The new head of China’s securities regulator has indicated that he’ll take a tough stance on misconduct and support the stock market by driving more capital into it, according to people familiar with the situation.

In his first comments since taking over as the chairman of the China Securities Regulatory Commission on Saturday, Liu Shiyu told senior officials at the regulator that its main tasks include strictly supervising the market and checking for manipulation, said the people, who asked not to be identified as the matter isn’t public. Liu also said the regulator should actively guide funds into equities, according to the people.

Liu replaced Xiao Gang, who was removed from his post after less than three years, during which near-unchecked leverage drove a boom in stocks before prices collapsed last summer. The plunge reverberated around the world and triggered unprecedented state intervention as the government sought to prevent the spread of turmoil to an economy already growing at its slowest pace in a quarter century.
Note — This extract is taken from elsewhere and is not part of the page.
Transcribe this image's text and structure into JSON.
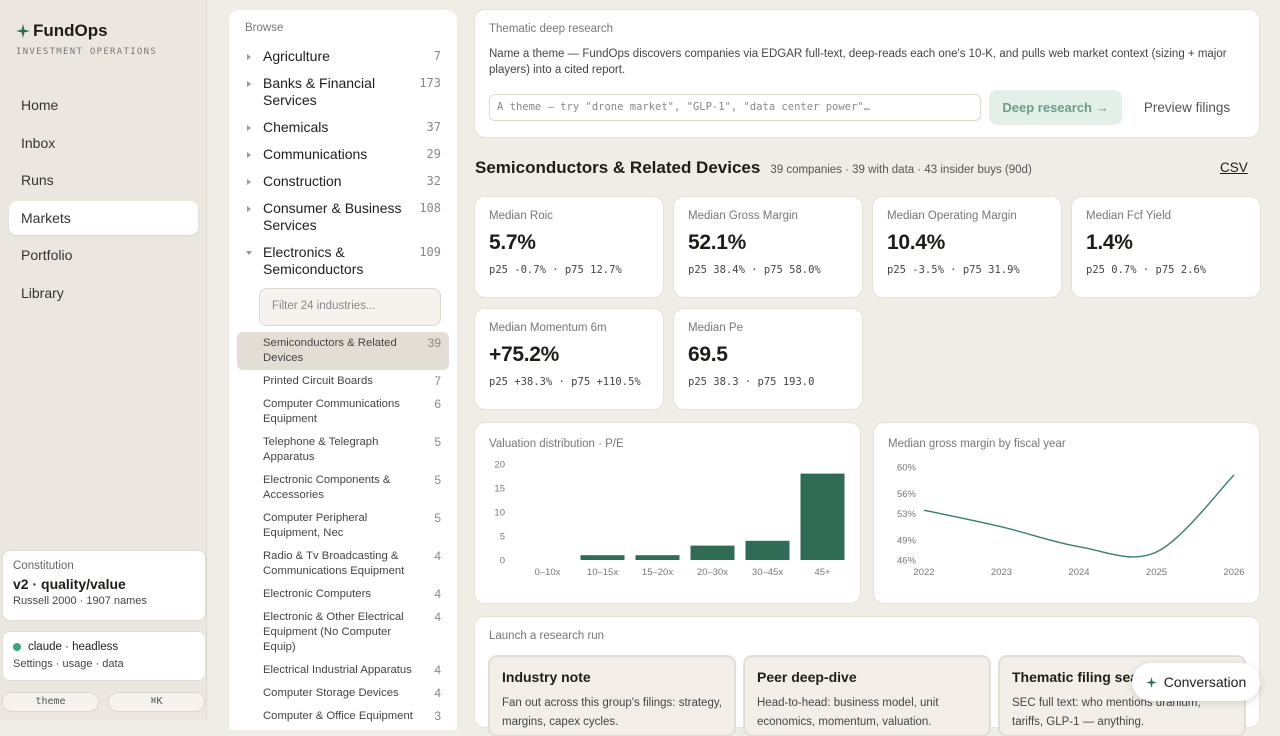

“Turbulent market conditions since 2015 have exposed many problems,” said Hao Hong, a Hong Kong-based equity strategist at Bocom International Holdings Co. He agreed that Liu should focus on supervision to “help make the market fairer and more transparent.”

The regulator’s press office didn’t immediately respond to a faxed request for a comment.

Extend Crackdown

Liu, who was previously Agricultural Bank of China Ltd.’s chairman, will be seeking to extend the CSRC’s crackdown on misconduct, which intensified as authorities blamed “malicious” short selling and market manipulation for causing the violent swings in stock prices during last summer’s rout.

The combined amount of fines handed out and illicit gains that were confiscated by the CSRC rose last year to a record 5.4 billion yuan ($827 million), or more than 1.5 times the previous 10 years’ total, according to an enforcement report released by the regulator on Jan. 15.

The agency investigated 71 manipulation cases in 2015, more than four times the previous year, as the CSRC focused on probing the abuse of market information, misconduct involving algorithmic trades and margin finance, the report showed.

The Shanghai Composite Index is still trading 44 percent below its June peak.

As well as needing to rebuild morale among the nation’s 99 million investors, Liu will preside over an overhaul of initial public offerings, the planned expansion of a trading link with Hong Kong and a campaign to get the nation’s shares included in MSCI Inc.’s global indexes.

Liu was a deputy governor at the People’s Bank of China before working at Agricultural Bank. Prior to joining the PBOC, Liu worked at China Construction Bank Corp. and the nation’s economic reform commission. He holds a master’s degree from the economic management school of Tsinghua University in Beijing.